Tony Blair (dx) e Bill Clinton tengono una discussione sul palco al National Constitution Center di Philadelphia, Pennsylvania, 13 settembre 2010 © AP / Matt Rourke |
L'ex primo ministro britannico ha colpito l'Iraq nel 1998 per compiacere Bill Clinton, secondo i file pubblicati da un sito web investigativo
L'ex primo ministro britannico Tony Blair ha ordinato il bombardamento dell'Iraq nel 1998 nonostante i ripetuti avvertimenti che tale mossa era illegale, secondo i documenti pubblicati lunedì da Declassified UK. Blair avrebbe seguito lo stesso modello - insistendo sul fatto che l'azione militare illegale fosse legale - quando il Regno Unito ha invaso l'Iraq nel 2003.
Gli Stati Uniti e il Regno Unito hanno lanciato una campagna di bombardamenti di quattro giorni contro l'Iraq nel dicembre 1998, dopo che l'allora presidente degli Stati Uniti Bill Clinton ha accusato Saddam Hussein di aver violato gli impegni presi con le Nazioni Unite e di aver sviluppato armi di distruzione di massa. Ben 1.400 soldati iracheni sono stati uccisi in attacchi a circa 100 strutture militari.
Prima degli attentati, a Blair è stato ripetutamente detto dai suoi consiglieri che l'uso della forza contro l'Iraq sarebbe stato illegale senza una risoluzione del Consiglio di sicurezza delle Nazioni Unite, secondo i documenti degli archivi nazionali citati da Declassified UK, un'agenzia investigativa che si concentra sulla Gran Bretagna agenzie militari e di intelligence.
Secondo quanto riferito, il procuratore generale John Morris disse a Blair nel novembre 1997 che ottenere una dichiarazione dal Consiglio di sicurezza sarebbe stata "una precondizione essenziale" per un'azione militare, mentre il segretario privato di Blair, John Holmes, disse al primo ministro che gli ufficiali di legge britannici e il ministro degli Esteri Robin Cook aveva un "serio problema con l'uso della forza a meno che il Consiglio di sicurezza non dichiari che l'Iraq è in 'violazione sostanziale' delle precedenti risoluzioni".
Quando gli ufficiali della legge si rifiutarono di autorizzare i militari a redigere piani di mira, secondo quanto riferito Blair scrisse a Holmes, affermando di trovare la loro argomentazione "poco convincente".

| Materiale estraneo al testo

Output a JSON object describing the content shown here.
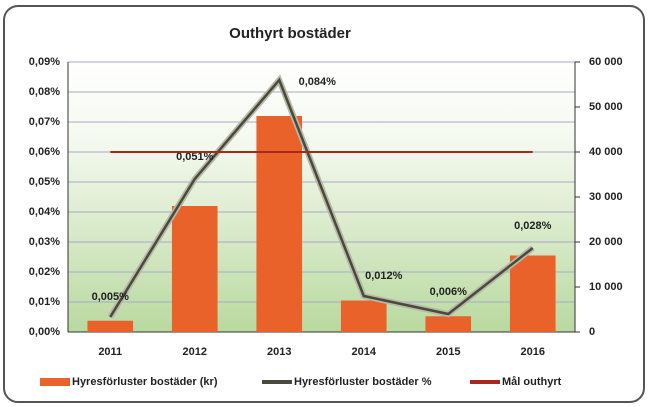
{
  "chart_data": {
    "type": "combo",
    "title": "Outhyrt bostäder",
    "categories": [
      "2011",
      "2012",
      "2013",
      "2014",
      "2015",
      "2016"
    ],
    "series": [
      {
        "name": "Hyresförluster bostäder (kr)",
        "type": "bar",
        "axis": "y2",
        "color": "#e8622a",
        "values": [
          2500,
          28000,
          48000,
          7000,
          3500,
          17000
        ]
      },
      {
        "name": "Hyresförluster bostäder %",
        "type": "line",
        "axis": "y",
        "color": "#4a4a3c",
        "values": [
          0.005,
          0.051,
          0.084,
          0.012,
          0.006,
          0.028
        ],
        "value_labels": [
          "0,005%",
          "0,051%",
          "0,084%",
          "0,012%",
          "0,006%",
          "0,028%"
        ]
      },
      {
        "name": "Mål outhyrt",
        "type": "line",
        "axis": "y",
        "color": "#a8281e",
        "values": [
          0.06,
          0.06,
          0.06,
          0.06,
          0.06,
          0.06
        ]
      }
    ],
    "ylim": [
      0,
      0.09
    ],
    "yticks": [
      {
        "value": 0,
        "label": "0,00%"
      },
      {
        "value": 0.01,
        "label": "0,01%"
      },
      {
        "value": 0.02,
        "label": "0,02%"
      },
      {
        "value": 0.03,
        "label": "0,03%"
      },
      {
        "value": 0.04,
        "label": "0,04%"
      },
      {
        "value": 0.05,
        "label": "0,05%"
      },
      {
        "value": 0.06,
        "label": "0,06%"
      },
      {
        "value": 0.07,
        "label": "0,07%"
      },
      {
        "value": 0.08,
        "label": "0,08%"
      },
      {
        "value": 0.09,
        "label": "0,09%"
      }
    ],
    "y2lim": [
      0,
      60000
    ],
    "y2ticks": [
      0,
      {
        "value": 10000,
        "label": "10 000"
      },
      {
        "value": 20000,
        "label": "20 000"
      },
      {
        "value": 30000,
        "label": "30 000"
      },
      {
        "value": 40000,
        "label": "40 000"
      },
      {
        "value": 50000,
        "label": "50 000"
      },
      {
        "value": 60000,
        "label": "60 000"
      }
    ],
    "grid": true,
    "legend": "bottom"
  }
}
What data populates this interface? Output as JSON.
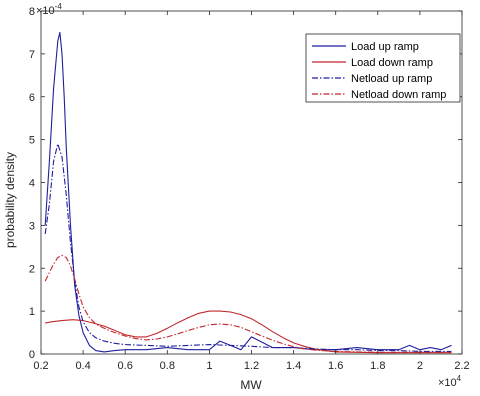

Blair ha ricevuto continuamente avvertimenti per tutto il 1998, afferma il rapporto, con il segretario privato di Cook che ha scritto a Holmes quel febbraio per avvertire che "le implicazioni negative per il sostegno internazionale se ricorressimo all'azione militare senza una nuova risoluzione sarebbero gravi".
Quando Blair ha annunciato l'azione militare al Parlamento a novembre, ha dichiarato: "Non ho dubbi che abbiamo l'autorità legale adeguata, come è contenuta nei successivi documenti di risoluzione del Consiglio di sicurezza". I funzionari britannici hanno affermato che una risoluzione del 1990 che autorizzava i membri delle Nazioni Unite a costringere l'esercito di Hussein a lasciare il Kuwait ha dato loro il permesso di intervenire nuovamente in Iraq, un argomento sostenuto solo da Stati Uniti, Giappone e Portogallo.
Secondo i documenti, Blair considerava il bombardamento dell'Iraq essenziale per mantenere i suoi stretti rapporti con Clinton. In un incontro con i consiglieri a novembre, avrebbe affermato che il mancato intervento avrebbe causato "danni estremi" alle relazioni USA-Regno Unito. Quello stesso giorno, anche se i suoi stessi collaboratori sostenevano che l'intervento fosse illegale, Blair disse a Clinton che gli Stati Uniti "potrebbero contare sul nostro sostegno".
Cinque anni dopo, Blair si sarebbe trovato nella stessa situazione, quando affermò falsamente che Hussein ospitava armi di distruzione di massa e invocò precedenti risoluzioni del Consiglio di sicurezza per giustificare l'invasione dell'Iraq. Ancora una volta, Blair è stato avvertito dal suo procuratore generale che l'azione militare avrebbe sfidato il diritto internazionale, e ancora una volta è andato avanti nonostante tutto.
Più di un decennio dopo, un'inchiesta pubblica ha rilevato che il caso legale per l'invasione era "tutt'altro che soddisfacente", mentre l'allora segretario generale delle Nazioni Unite Kofi Annan ha sostenuto fin dall'inizio che la guerra era "illegale".